Does this mean pro-21 people think it’s okay or even deserved for under-21s to be raped or die if they’d been drinking? They’d say no, but the actual effects of the law they support says otherwise. Or, in the case of assault victims, you may often hear “well, if she hadn’t been drinking in the first place, it wouldn’t have happened”. Which is the fluent language of rape apologism, which takes the blame off the actual rapist and places it on the victim, that if the victim had behaved this wouldn’t have happened. One might say that’s just another reason to not drink underage, that because of the law, no one will believe you if something happens. But that fact is in and of itself a PROBLEM, and as a problem it should be solved, not to be used as an excuse to shame someone into behaving in a way you approve of. A young person’s body belongs only to that young person, and as such, what substance he/she chooses to put into that body of his/her own free will should be a choice that is respected, and assault on that young person against his/her will should be seen as the serious crime it is, regardless of whatever he/she consumed prior to it.

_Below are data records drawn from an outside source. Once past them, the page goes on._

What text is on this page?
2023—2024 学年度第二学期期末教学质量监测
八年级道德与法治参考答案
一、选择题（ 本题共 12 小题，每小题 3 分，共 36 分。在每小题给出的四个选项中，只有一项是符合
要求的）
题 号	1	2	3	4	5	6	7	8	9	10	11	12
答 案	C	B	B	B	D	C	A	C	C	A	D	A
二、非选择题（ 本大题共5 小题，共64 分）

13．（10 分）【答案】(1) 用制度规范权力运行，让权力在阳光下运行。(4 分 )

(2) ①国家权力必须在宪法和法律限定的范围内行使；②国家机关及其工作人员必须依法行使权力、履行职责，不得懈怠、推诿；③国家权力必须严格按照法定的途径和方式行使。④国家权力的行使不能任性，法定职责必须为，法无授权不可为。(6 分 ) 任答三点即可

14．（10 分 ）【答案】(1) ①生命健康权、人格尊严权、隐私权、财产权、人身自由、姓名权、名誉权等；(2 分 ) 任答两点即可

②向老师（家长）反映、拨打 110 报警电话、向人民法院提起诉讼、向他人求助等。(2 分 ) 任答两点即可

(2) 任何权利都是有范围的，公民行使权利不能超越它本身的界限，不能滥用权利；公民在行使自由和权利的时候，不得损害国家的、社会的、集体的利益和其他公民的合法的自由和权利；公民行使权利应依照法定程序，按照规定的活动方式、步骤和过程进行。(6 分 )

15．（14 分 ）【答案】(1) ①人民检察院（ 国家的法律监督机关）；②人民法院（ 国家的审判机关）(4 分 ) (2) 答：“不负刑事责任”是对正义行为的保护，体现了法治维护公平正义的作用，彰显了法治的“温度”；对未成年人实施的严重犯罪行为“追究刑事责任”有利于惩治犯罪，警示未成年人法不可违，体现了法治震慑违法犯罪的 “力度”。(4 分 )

Though bodily autonomy is the real issue here. Our most frequently used talking point for lowering the drinking age is that it’s ridiculous we send young people to war at 18, that at 18 they are allowed the CHOICE to sign up and risk their lives in Afghanistan and elsewhere, but they can’t make the CHOICE to have a glass of wine until age 21. But in another way, it does make sense. It makes sense because if it’s a crime against society to put alcohol into your own body, yet at that same age that society can ship you off to risk your life for whatever international squabble it’s gotten itself into, then your body clearly does not belong to you, but to the government, until you are 21.

So, to review, to support the drinking age is: to support inhibiting youth independence, to support criminalizing and demonizing youth for merely making an unhealthy choice under a certain age, to support excluding youth from more and more social situations, to support ruining a business and taking away people’s jobs and livelihood because a young person was merely present in their establishment, to support destroying families because they allowed someone under-21 to have wine in their own home, to believe the life of an under-21 drinker is not worth saving, to believe under-21 drinkers deserve to be raped and otherwise assaulted, to believe under-21s do not own their own bodies.

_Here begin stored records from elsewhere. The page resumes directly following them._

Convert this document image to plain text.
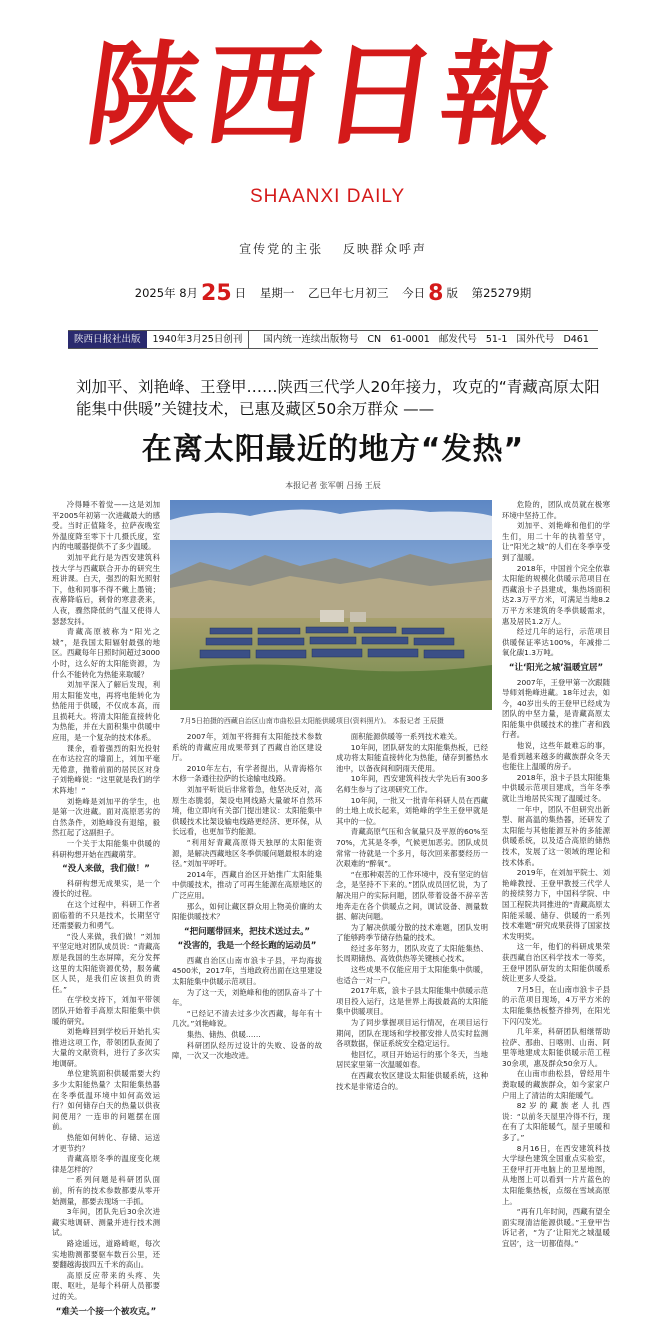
陕西日報
SHAANXI DAILY
宣传党的主张 反映群众呼声
2025年 8月 25 日 星期一 乙巳年七月初三 今日 8 版 第25279期
陕西日报社出版 1940年3月25日创刊 国内统一连续出版物号 CN 61-0001 邮发代号 51-1 国外代号 D461
刘加平、刘艳峰、王登甲……陕西三代学人20年接力，攻克的“青藏高原太阳能集中供暖”关键技术，已惠及藏区50余万群众 ——
在离太阳最近的地方“发热”
本报记者 张军朝 吕扬 王辰
7月5日拍摄的西藏自治区山南市曲松县太阳能供暖项目(资料照片)。 本报记者 王辰摄

冷得睡不着觉——这是刘加平2005年初第一次进藏最大的感受。当时正值隆冬，拉萨夜晚室外温度降至零下十几摄氏度，室内的电暖器提供不了多少温暖。

刘加平此行是为西安建筑科技大学与西藏联合开办的研究生班讲课。白天，强烈的阳光照射下，他和同事不得不戴上墨镜；夜幕降临后，刺骨的寒意袭来，人夜，骤然降低的气温又使得人瑟瑟发抖。

青藏高原被称为“阳光之城”，是我国太阳辐射最强的地区。西藏每年日照时间超过3000小时，这么好的太阳能资源，为什么不能转化为热能来取暖？

刘加平深入了解后发现，利用太阳能发电，再将电能转化为热能用于供暖，不仅成本高，而且损耗大。将清太阳能直接转化为热能，并在大面积集中供暖中应用，是一个复杂的技术体系。

课余，看着强烈的阳光投射在布达拉宫的墙面上，刘加平毫无倦意，抛着前面的居民区对身子刘艳峰说：“这里就是我们的学术阵地！”

刘艳峰是刘加平的学生，也是第一次进藏。面对高原恶劣的自然条件，刘艳峰没有退缩，毅然扛起了这副担子。

一个关于太阳能集中供暖的科研构想开始在西藏萌芽。

“没人来做，我们做！”

科研构想无成果实，是一个漫长的过程。

在这个过程中，科研工作者面临着的不只是技术，长期坚守还需要毅力和勇气。

“没人来做，我们做！”刘加平坚定地对团队成员说：“青藏高原是我国的生态屏障，充分发挥这里的太阳能资源优势，服务藏区人民，是我们应该担负的责任。”

在学校支持下，刘加平带领团队开始着手高原太阳能集中供暖的研究。

刘艳峰回到学校后开始扎实推进这项工作，带领团队查阅了大量的文献资料，进行了多次实地调研。

单位建筑面积供暖需要大约多少太阳能热量？太阳能集热器在冬季低温环境中如何高效运行？如何储存白天的热量以供夜间使用？一连串的问题摆在面前。

热能如何转化、存储、运送才更节约？

青藏高原冬季的温度变化规律是怎样的？

一系列问题是科研团队面前，所有的技术参数都要从零开始测量，都要去现场一手抓。

3年间，团队先后30余次进藏实地调研、测量并进行技术测试。

路途遥远，道路崎岖，每次实地勘测都要驱车数百公里，还要翻越海拔四五千米的高山。

高原反应带来的头疼、失眠、呕吐，是每个科研人员都要过的关。

“难关一个接一个被攻克。”

2007年，刘加平将拥有太阳能技术参数系统的青藏应用成果带到了西藏自治区建设厅。

2010年左右，有学者提出，从青海格尔木修一条通往拉萨的长途输电线路。

刘加平听说后非常着急，他坚决反对，高原生态脆弱，架设电网线路大量破坏自然环境，他立即向有关部门提出建议：太阳能集中供暖技术比架设输电线路更经济、更环保，从长远看，也更加节约能源。

“利用好青藏高原得天独厚的太阳能资源，是解决西藏地区冬季供暖问题最根本的途径。”刘加平呼吁。

2014年，西藏自治区开始推广太阳能集中供暖技术，推动了可再生能源在高原地区的广泛应用。

那么，如何让藏区群众用上物美价廉的太阳能供暖技术？

“把问题带回来，把技术送过去。”

“没害的，我是一个经长跑的运动员”

西藏自治区山南市浪卡子县，平均海拔4500米，2017年，当地政府出面在这里建设太阳能集中供暖示范项目。

为了这一天，刘艳峰和他的团队奋斗了十年。

“已经记不清去过多少次西藏，每年有十几次。”刘艳峰说。

集热、储热、供暖……

科研团队经历过设计的失败、设备的故障，一次又一次地改进。

面积能源供暖等一系列技术难关。

10年间，团队研发的太阳能集热板，已经成功将太阳能直接转化为热能，储存到蓄热水池中，以备夜间和阴雨天使用。

10年间，西安建筑科技大学先后有300多名师生参与了这项研究工作。

10年间，一批又一批青年科研人员在西藏的土地上成长起来，刘艳峰的学生王登甲就是其中的一位。

青藏高原气压和含氧量只及平原的60%至70%，尤其是冬季，气候更加恶劣。团队成员常常一待就是一个多月，每次回来都要经历一次艰难的“醉氧”。

“在那种艰苦的工作环境中，没有坚定的信念，是坚持不下来的。”团队成员回忆说，为了解决用户的实际问题，团队带着设备不辞辛苦地奔走在各个供暖点之间，调试设备、测量数据、解决问题。

为了解决供暖分散的技术难题，团队发明了能够跨季节储存热量的技术。

经过多年努力，团队攻克了太阳能集热、长周期储热、高效供热等关键核心技术。

这些成果不仅能应用于太阳能集中供暖，也适合一对一户。

2017年底，浪卡子县太阳能集中供暖示范项目投入运行，这是世界上海拔最高的太阳能集中供暖项目。

为了同步掌握项目运行情况，在项目运行期间，团队在现场和学校都安排人员实时监测各项数据，保证系统安全稳定运行。

他回忆，项目开始运行的那个冬天，当地居民家里第一次温暖如春。

在西藏农牧区建设太阳能供暖系统，这种技术是非常适合的。

危险的，团队成员就在极寒环境中坚持工作。

刘加平、刘艳峰和他们的学生们，用二十年的执着坚守，让“阳光之城”的人们在冬季享受到了温暖。

2018年，中国首个完全依靠太阳能的规模化供暖示范项目在西藏浪卡子县建成，集热场面积达2.3万平方米，可满足当地8.2万平方米建筑的冬季供暖需求，惠及居民1.2万人。

经过几年的运行，示范项目供暖保证率达100%，年减排二氧化碳1.3万吨。

“让‘阳光之城’温暖宜居”

2007年，王登甲第一次跟随导师刘艳峰进藏。18年过去，如今，40岁出头的王登甲已经成为团队的中坚力量，是青藏高原太阳能集中供暖技术的推广者和践行者。

他说，这些年最难忘的事，是看到越来越多的藏族群众冬天也能住上温暖的房子。

2018年，浪卡子县太阳能集中供暖示范项目建成，当年冬季就让当地居民实现了温暖过冬。

一年中，团队不但研究出新型、耐高温的集热器，还研发了太阳能与其他能源互补的多能源供暖系统，以及适合高原的储热技术，发展了这一领域的理论和技术体系。

2019年，在刘加平院士、刘艳峰教授、王登甲教授三代学人的接续努力下，中国科学院、中国工程院共同推进的“青藏高原太阳能采暖、储存、供暖的一系列技术难题”研究成果获得了国家技术发明奖。

这一年，他们的科研成果荣获西藏自治区科学技术一等奖，王登甲团队研发的太阳能供暖系统让更多人受益。

7月5日，在山南市浪卡子县的示范项目现场，4万平方米的太阳能集热板整齐排列，在阳光下闪闪发光。

几年来，科研团队相继帮助拉萨、那曲、日喀则、山南、阿里等地建成太阳能供暖示范工程30余项，惠及群众50余万人。

在山南市曲松县，曾经用牛粪取暖的藏族群众，如今家家户户用上了清洁的太阳能暖气。

82岁的藏族老人扎西说：“以前冬天屋里冷得不行，现在有了太阳能暖气，屋子里暖和多了。”

8月16日，在西安建筑科技大学绿色建筑全国重点实验室，王登甲打开电脑上的卫星地图，从地图上可以看到一片片蓝色的太阳能集热板，点缀在雪域高原上。

“再有几年时间，西藏有望全面实现清洁能源供暖。”王登甲告诉记者，“为了‘让阳光之城温暖宜居’，这一切都值得。”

Yeah, don’t even try to call us the ones who are cavalier about the health and safety of youth. We too include people who have been touched in some way by alcohol abuse. We absolutely believe that people of ANY age should never drink more than they can handle, that they should get help if they have a problem, and that they absolutely should never ever drink and drive. We also believe that your age alone does not determine the responsibility of your drinking. We absolutely support promoting real responsible drinking in a way that is age-blind and isn’t about fear mongering or demonizing anyone. We absolutely oppose the idea that there is something wrong with people who choose not to drink, at any age. After all, we may want to lower the drinking age, but we do not support drinking. We support CHOICE!

Pro-21 wants to restrict, blame, disable, and demonize youth and has the nerve to think it’s about protection. It’s not. The drinking age and all that comes with it hurts youth every day, as does anything else that restricts, blames, disables, and demonizes youth. And we’re here to stop it.

4 Comments

  1. Great article. There’s so much oppression in the United States against young people that it’s mind-boggling.